November 11, 2010 |  9:05 am

Home loan rates set record lows yet again this week in response to the Federal Reserve's plan to buy $600 billion in Treasury bonds, mortgage finance giant Freddie Mac said in its weekly report on rates.

Freddie Mac said Thursday that the lenders it surveyed were offering 30-year fixed-rate loans at an average of 4.17% with 0.8% in upfront lender fees, down from 4.24% last week and the survey's previous record of 4.19%, set on Oct. 14. Freddie Mac has been tracking the 30-year loan since 1971.

The lenders were offering 15-year fixed-rate loans at 3.57% with 0.8% in lender fees, down from 3.63% a week earlier and the previous record of 3.62% in the Oct. 14 survey. Freddie Mac began tracking 15-year loans in 1991.

For adjustable mortgages with rates fixed for the first five years, the average start rate was 3.25% with 0.7% in lenders fees, also a record for the survey.

Mortgage rates have been bumping around near historic lows since April, tracking a decline in the yields on U.S. Treasury bonds. Formally confirming an expected program aimed at stimulating the economy, the Fed said last week that it would buy $600 billion in Treasuries. That additional demand is expected to continue exerting downward pressure on Treasury yields, presumably keeping rates low on private debt such as corporate bonds and mortgages as well.

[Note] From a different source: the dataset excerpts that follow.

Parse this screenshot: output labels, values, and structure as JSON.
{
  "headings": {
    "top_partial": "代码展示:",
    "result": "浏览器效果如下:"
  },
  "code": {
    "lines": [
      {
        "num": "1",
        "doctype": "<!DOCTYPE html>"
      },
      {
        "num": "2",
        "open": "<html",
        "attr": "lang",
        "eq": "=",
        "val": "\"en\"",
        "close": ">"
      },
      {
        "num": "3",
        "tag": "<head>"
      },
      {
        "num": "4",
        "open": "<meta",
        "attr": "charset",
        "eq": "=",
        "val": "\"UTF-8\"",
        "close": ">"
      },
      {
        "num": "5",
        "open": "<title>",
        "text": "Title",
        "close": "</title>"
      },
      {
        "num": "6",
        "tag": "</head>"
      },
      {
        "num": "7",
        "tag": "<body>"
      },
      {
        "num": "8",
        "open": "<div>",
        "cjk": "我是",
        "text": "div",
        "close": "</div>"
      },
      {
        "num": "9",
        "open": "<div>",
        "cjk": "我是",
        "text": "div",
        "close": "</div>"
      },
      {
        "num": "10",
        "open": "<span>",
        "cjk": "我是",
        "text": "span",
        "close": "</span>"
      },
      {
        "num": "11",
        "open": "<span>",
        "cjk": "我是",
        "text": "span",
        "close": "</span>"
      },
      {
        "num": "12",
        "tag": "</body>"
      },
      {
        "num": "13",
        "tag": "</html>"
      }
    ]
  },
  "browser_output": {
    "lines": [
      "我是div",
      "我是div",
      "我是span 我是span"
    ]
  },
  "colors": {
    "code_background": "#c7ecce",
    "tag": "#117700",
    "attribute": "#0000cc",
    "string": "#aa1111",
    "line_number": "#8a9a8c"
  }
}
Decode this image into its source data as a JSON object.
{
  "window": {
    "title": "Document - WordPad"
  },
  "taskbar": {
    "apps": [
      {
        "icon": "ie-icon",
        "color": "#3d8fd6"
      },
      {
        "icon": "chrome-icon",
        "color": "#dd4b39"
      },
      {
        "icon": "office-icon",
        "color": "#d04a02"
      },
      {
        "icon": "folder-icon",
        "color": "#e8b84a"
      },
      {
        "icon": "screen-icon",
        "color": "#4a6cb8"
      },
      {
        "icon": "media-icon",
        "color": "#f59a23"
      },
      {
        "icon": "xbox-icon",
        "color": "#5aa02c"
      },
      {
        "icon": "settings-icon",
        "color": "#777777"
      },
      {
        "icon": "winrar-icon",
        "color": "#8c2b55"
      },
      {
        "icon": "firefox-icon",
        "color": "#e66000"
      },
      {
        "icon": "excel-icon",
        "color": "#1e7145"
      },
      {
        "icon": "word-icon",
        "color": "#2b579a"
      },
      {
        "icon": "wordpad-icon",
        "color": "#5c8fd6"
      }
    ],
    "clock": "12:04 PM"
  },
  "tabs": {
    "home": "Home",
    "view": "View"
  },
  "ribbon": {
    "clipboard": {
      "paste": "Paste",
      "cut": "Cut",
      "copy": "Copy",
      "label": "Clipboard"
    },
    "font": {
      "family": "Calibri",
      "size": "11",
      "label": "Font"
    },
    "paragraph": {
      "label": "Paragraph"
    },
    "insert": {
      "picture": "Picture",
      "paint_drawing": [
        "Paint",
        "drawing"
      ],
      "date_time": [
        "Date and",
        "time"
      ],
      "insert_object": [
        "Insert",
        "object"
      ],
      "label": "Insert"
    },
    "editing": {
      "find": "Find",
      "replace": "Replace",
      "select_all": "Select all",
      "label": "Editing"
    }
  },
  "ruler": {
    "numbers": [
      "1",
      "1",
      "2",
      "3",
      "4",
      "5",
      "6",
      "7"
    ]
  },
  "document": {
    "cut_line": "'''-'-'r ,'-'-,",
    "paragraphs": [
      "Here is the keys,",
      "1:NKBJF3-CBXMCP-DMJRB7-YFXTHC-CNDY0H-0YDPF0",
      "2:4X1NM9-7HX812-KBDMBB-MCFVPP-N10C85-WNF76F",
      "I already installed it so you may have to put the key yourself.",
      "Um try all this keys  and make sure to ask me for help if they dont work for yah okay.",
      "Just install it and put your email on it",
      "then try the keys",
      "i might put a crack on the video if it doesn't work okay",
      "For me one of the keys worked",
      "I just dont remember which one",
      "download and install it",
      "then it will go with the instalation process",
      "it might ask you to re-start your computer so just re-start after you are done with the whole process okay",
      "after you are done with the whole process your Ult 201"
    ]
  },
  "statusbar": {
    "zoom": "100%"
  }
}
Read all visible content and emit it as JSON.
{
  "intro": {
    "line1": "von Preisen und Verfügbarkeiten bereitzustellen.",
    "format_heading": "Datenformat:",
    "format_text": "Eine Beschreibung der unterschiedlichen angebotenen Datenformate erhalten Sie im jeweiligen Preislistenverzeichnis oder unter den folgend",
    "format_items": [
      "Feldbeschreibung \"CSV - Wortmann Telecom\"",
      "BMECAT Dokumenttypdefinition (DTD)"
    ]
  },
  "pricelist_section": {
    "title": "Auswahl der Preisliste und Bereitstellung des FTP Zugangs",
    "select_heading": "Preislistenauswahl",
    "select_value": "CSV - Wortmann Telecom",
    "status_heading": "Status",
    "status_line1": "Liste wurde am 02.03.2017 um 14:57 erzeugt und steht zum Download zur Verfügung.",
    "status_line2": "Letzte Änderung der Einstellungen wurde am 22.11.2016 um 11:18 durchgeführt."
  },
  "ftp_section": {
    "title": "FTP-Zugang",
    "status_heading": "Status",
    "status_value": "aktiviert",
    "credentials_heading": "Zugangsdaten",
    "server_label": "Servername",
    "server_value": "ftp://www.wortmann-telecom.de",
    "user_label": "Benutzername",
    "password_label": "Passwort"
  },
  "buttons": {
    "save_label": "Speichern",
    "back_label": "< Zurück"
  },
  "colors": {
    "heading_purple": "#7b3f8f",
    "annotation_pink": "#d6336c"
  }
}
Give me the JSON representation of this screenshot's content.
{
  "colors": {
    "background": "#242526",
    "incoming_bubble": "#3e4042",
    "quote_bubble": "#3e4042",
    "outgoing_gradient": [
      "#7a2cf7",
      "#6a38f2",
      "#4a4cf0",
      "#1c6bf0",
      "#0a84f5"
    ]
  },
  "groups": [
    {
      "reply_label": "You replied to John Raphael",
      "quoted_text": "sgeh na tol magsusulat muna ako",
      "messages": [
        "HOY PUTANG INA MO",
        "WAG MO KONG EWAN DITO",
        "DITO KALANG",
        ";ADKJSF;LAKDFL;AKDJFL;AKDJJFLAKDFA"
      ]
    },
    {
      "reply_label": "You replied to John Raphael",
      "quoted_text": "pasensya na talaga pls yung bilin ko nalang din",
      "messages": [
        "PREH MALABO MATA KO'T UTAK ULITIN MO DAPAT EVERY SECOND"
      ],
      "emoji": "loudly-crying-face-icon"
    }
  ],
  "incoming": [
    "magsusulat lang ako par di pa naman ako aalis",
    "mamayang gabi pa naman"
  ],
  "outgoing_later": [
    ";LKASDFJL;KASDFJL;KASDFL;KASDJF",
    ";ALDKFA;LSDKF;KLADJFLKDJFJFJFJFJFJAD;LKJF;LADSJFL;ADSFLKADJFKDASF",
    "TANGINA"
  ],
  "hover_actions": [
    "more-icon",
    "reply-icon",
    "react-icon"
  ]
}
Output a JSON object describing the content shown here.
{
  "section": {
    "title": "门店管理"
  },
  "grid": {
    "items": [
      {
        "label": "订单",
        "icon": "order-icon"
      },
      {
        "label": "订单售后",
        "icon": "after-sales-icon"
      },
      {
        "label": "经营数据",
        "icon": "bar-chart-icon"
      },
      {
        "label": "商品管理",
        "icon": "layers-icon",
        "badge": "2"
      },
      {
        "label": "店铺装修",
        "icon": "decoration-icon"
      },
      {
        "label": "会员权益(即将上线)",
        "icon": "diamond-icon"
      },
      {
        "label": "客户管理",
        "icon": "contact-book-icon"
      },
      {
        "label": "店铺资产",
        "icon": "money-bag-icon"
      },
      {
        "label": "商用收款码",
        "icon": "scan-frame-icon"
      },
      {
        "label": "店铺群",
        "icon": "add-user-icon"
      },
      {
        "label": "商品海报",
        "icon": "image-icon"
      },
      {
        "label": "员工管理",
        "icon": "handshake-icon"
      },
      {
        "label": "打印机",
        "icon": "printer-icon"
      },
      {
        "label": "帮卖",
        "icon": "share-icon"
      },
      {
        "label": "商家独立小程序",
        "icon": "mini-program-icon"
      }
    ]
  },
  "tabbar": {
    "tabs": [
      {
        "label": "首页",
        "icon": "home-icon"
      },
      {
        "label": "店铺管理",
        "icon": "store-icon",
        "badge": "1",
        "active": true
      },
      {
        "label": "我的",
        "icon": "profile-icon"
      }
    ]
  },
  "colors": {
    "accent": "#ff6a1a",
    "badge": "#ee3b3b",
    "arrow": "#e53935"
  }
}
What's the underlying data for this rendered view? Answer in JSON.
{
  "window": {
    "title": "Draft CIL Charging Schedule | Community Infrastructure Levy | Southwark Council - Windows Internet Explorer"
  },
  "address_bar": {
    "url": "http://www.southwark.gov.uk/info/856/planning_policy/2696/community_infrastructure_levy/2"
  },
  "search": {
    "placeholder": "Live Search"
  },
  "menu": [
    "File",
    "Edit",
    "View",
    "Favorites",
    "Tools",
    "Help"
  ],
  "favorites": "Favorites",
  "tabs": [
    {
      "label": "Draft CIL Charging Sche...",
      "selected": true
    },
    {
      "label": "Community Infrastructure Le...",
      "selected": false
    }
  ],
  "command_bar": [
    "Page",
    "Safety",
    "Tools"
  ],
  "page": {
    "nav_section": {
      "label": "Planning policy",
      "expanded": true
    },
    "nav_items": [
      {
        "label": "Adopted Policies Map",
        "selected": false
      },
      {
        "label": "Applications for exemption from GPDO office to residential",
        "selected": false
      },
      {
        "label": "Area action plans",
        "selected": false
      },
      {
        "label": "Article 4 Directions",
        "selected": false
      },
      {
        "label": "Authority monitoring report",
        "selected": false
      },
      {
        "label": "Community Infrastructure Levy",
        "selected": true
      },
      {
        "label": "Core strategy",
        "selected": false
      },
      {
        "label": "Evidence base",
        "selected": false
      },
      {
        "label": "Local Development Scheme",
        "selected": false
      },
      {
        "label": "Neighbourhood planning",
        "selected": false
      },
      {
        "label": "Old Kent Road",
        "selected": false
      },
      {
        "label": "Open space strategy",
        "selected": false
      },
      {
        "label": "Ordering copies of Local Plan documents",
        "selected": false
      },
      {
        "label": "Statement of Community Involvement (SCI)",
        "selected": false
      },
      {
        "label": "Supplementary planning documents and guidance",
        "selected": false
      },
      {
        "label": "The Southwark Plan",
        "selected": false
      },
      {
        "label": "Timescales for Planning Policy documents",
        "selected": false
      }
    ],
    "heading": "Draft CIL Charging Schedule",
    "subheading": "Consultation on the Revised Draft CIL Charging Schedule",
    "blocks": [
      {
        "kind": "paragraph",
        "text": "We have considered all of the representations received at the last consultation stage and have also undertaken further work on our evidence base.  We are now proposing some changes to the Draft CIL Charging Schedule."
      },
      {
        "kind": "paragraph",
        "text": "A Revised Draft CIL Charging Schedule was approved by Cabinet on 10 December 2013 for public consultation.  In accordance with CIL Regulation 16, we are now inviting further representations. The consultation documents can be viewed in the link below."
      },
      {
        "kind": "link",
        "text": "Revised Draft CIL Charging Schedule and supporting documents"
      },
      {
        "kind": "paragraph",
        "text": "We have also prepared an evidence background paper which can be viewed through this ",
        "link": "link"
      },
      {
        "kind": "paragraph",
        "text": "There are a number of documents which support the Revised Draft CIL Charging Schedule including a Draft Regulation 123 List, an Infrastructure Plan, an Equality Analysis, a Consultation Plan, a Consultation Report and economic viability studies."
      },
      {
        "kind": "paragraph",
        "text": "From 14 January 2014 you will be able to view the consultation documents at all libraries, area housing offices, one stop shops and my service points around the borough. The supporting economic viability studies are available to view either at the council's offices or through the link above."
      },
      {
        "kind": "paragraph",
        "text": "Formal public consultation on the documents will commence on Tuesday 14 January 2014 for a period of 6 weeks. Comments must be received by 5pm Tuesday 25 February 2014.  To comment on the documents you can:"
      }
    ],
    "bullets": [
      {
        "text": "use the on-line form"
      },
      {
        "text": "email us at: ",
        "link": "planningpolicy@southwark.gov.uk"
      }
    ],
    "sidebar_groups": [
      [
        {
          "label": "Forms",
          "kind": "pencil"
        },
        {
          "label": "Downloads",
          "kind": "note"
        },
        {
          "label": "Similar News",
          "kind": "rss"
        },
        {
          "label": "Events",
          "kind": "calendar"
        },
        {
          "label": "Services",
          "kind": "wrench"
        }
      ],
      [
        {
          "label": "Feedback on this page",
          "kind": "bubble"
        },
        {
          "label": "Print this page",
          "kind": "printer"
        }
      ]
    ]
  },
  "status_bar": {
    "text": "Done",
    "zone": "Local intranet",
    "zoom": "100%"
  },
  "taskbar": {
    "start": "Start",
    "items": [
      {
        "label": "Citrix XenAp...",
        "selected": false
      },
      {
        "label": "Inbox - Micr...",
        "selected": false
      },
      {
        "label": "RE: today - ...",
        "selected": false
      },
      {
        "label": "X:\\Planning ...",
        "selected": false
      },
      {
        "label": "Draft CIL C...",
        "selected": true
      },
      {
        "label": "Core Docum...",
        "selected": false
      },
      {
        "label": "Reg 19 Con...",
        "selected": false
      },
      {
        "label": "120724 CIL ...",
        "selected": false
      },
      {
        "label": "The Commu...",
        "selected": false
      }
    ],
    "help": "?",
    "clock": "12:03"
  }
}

Freddie Mac surveys lenders across the nation each week from Monday through Wednesday, asking them for the combination of rates and fees they are providing on popular mortgages. The rates aren't available to all borrowers, just those with solid credit, enough verifiable income to support payments and 20% down payments for purchases or 20% home equity in the case of refinancing.

Well-qualified borrowers who shop around often obtain slightly better rates, and it's possible to lower the rates further by paying additional amounts known as discount points when the loan is originated.